The thriving business of “live adventures:”
Since the invention of the world’s first interactive video game Spacewar! in 1961, computers gradually – and then rampantly – began taking over our lives. Now we perfunctorily carry small computers with us everywhere.
So the phenomenon of “escape room games” is actually pretty refreshing.
An escape room game – or “live-action adventure” – entails this: You pay roughly $30 to get locked in a room with a small group of people, then try to escape by finding hidden clues and solving puzzles.

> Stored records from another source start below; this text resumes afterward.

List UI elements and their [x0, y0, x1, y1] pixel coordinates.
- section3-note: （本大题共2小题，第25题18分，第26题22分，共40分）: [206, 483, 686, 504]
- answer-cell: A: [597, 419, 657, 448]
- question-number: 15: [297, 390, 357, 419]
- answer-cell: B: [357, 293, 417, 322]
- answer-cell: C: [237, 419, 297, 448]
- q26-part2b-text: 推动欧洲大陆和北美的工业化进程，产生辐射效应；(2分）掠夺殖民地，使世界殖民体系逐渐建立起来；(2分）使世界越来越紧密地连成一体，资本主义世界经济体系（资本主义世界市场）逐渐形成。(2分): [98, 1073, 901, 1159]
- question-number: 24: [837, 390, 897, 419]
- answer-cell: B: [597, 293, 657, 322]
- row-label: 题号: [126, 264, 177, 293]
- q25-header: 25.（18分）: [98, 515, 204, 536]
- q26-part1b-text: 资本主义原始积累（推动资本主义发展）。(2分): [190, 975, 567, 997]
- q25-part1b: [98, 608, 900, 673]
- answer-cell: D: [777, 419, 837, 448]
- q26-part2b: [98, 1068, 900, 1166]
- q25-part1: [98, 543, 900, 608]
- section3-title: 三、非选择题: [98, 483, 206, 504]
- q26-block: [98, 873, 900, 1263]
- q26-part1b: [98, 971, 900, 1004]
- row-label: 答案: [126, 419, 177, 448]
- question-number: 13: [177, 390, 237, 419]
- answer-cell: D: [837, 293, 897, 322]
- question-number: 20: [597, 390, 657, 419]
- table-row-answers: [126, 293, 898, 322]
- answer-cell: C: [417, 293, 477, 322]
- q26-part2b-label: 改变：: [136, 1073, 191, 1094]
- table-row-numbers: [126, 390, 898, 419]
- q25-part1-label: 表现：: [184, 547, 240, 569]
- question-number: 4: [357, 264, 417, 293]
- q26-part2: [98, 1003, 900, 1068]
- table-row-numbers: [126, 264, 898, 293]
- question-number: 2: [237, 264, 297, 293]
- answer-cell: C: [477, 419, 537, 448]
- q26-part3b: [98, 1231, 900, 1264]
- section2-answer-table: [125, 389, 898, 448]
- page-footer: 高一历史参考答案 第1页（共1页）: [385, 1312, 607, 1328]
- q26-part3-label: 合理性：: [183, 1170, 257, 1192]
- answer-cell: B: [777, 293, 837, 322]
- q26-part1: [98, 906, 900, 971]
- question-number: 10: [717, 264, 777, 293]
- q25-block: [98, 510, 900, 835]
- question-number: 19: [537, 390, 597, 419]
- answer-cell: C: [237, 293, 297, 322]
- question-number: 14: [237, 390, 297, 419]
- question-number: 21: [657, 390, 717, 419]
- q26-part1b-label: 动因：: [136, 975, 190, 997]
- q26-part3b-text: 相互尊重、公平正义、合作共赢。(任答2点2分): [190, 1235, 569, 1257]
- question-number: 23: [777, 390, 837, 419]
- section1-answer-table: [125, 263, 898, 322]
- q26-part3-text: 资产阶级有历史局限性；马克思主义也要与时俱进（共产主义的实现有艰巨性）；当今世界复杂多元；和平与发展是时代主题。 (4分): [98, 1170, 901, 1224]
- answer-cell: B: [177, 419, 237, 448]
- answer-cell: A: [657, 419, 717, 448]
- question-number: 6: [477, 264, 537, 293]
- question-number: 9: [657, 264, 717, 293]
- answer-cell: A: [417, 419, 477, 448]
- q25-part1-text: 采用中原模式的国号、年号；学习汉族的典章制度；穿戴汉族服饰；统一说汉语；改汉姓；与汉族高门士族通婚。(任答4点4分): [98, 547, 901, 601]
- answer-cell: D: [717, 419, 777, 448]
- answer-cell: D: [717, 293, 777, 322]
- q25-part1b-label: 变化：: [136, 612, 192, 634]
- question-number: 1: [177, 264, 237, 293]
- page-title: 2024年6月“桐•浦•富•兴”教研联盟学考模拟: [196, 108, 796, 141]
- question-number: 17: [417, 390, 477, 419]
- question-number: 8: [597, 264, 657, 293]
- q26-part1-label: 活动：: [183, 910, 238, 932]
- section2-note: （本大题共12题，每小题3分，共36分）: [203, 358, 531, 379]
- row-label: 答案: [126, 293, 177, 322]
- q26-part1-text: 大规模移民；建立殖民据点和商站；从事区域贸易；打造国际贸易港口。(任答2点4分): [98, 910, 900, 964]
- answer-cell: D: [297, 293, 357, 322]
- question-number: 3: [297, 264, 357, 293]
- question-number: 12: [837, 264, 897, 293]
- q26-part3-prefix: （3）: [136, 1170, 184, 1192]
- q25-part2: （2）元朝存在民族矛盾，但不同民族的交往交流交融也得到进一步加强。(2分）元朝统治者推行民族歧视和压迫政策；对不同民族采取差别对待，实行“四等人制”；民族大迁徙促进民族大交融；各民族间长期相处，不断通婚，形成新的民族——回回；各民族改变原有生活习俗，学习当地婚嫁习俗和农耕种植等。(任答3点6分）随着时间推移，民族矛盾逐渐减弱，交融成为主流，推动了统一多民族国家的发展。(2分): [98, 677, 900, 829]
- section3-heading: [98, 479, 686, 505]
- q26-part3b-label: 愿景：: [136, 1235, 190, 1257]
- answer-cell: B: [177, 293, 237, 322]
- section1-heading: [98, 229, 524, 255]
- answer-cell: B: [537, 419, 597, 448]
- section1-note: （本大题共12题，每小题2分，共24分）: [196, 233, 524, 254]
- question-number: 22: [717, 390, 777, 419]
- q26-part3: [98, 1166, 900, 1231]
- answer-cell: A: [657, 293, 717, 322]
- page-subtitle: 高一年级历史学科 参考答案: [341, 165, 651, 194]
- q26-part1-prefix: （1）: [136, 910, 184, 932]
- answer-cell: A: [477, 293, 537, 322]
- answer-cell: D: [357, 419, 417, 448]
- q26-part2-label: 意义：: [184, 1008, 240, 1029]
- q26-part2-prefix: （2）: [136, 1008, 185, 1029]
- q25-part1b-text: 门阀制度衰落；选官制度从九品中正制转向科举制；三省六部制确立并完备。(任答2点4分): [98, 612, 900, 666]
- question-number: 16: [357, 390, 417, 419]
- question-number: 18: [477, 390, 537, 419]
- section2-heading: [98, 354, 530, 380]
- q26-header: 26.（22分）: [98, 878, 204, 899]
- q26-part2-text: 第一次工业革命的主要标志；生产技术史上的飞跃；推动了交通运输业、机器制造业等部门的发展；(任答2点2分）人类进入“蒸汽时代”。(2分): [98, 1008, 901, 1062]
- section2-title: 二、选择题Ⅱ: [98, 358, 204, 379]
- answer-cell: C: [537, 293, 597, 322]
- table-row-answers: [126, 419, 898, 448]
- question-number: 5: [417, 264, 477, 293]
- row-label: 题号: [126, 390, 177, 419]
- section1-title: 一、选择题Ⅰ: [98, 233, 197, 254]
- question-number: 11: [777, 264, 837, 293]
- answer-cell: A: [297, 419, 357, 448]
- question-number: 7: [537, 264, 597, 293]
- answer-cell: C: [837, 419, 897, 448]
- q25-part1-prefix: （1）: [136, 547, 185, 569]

The rooms are usually themed, offering a variety of dungeons; hospitals; haunted basements; and futuristic time capsules.
Some are historically accurate, like “Plato’s Cave”, “The Office of John Monroe” and “The Cuban Crisis.” Others – like “Trapped in a Room with a Zombie”, “Escape from the Super Villain’s Hideout” and “The Lab of Dr. Zylchov” – not so much.
As well as a theme, the game is usually set around a specific mission, anything from solving a murder; finding a missing person; passing a survival test; or defusing an explosive device.
No smartphone required.
The first documented “official” escape room is said to have popped up in Japan in 2007. Today, there are more than 600 listed escape room businesses with 1,434 rooms worldwide in 53 countries, including Romania, Cyprus and Istanbul.
The first US escape room emerged in San Francisco in 2012. Room reservations are now required more than a month in advance.
Since then, 100 escape room businesses are up and running across 34 states. The DC-metro area has five: Escape Room Live and Room Escape Adventures in downtown DC and three others in Virginia.
People are not only flocking to places where they can interact – in person! – with other people, but business leaders from companies like Google and Facebook are reported to favor escape rooms for corporate team building.
In a 2015 report, nearly 20% of escape room customers were corporate clients.
The survey also found the North and South American markets to be the least saturated, compared with Asia, Australia and Europe.
About 25% of the 175 escape room facilities surveyed (the majority located in Europe and the US) reported being the only escape room in their area; 30% said there’s room for more escape rooms in their area.
He reports opening the first room two months after founding the company in September 2013; four months later, he opened its second room.
A year later, in September 2014, Puzzle Break employed 10 staff members and was bringing in more than $30,000 in gross revenue per month.
He said the company’s biggest expense is, not surprisingly, rent.
Providing a successful escape room experience is based on finding large, open spaces – and not going bankrupt to pay for them.
The bottom line is that people will pay for experiences. They will – and want to – pay for the intangible joys of memories, excitement and fun. And since each person experiences something a little differently than someone else, selling an experience is an essential way to stand out in today’s crowded marketplace.
Probably the biggest example of this is Disneyland.
“The one thing I learned from Disneyland,” Walt Disney said, “is to control the environment.”
So, find your space, build the environment and then give people an unforgettable experience within this environment. You’ll be bringing in more than enough to cover the rent.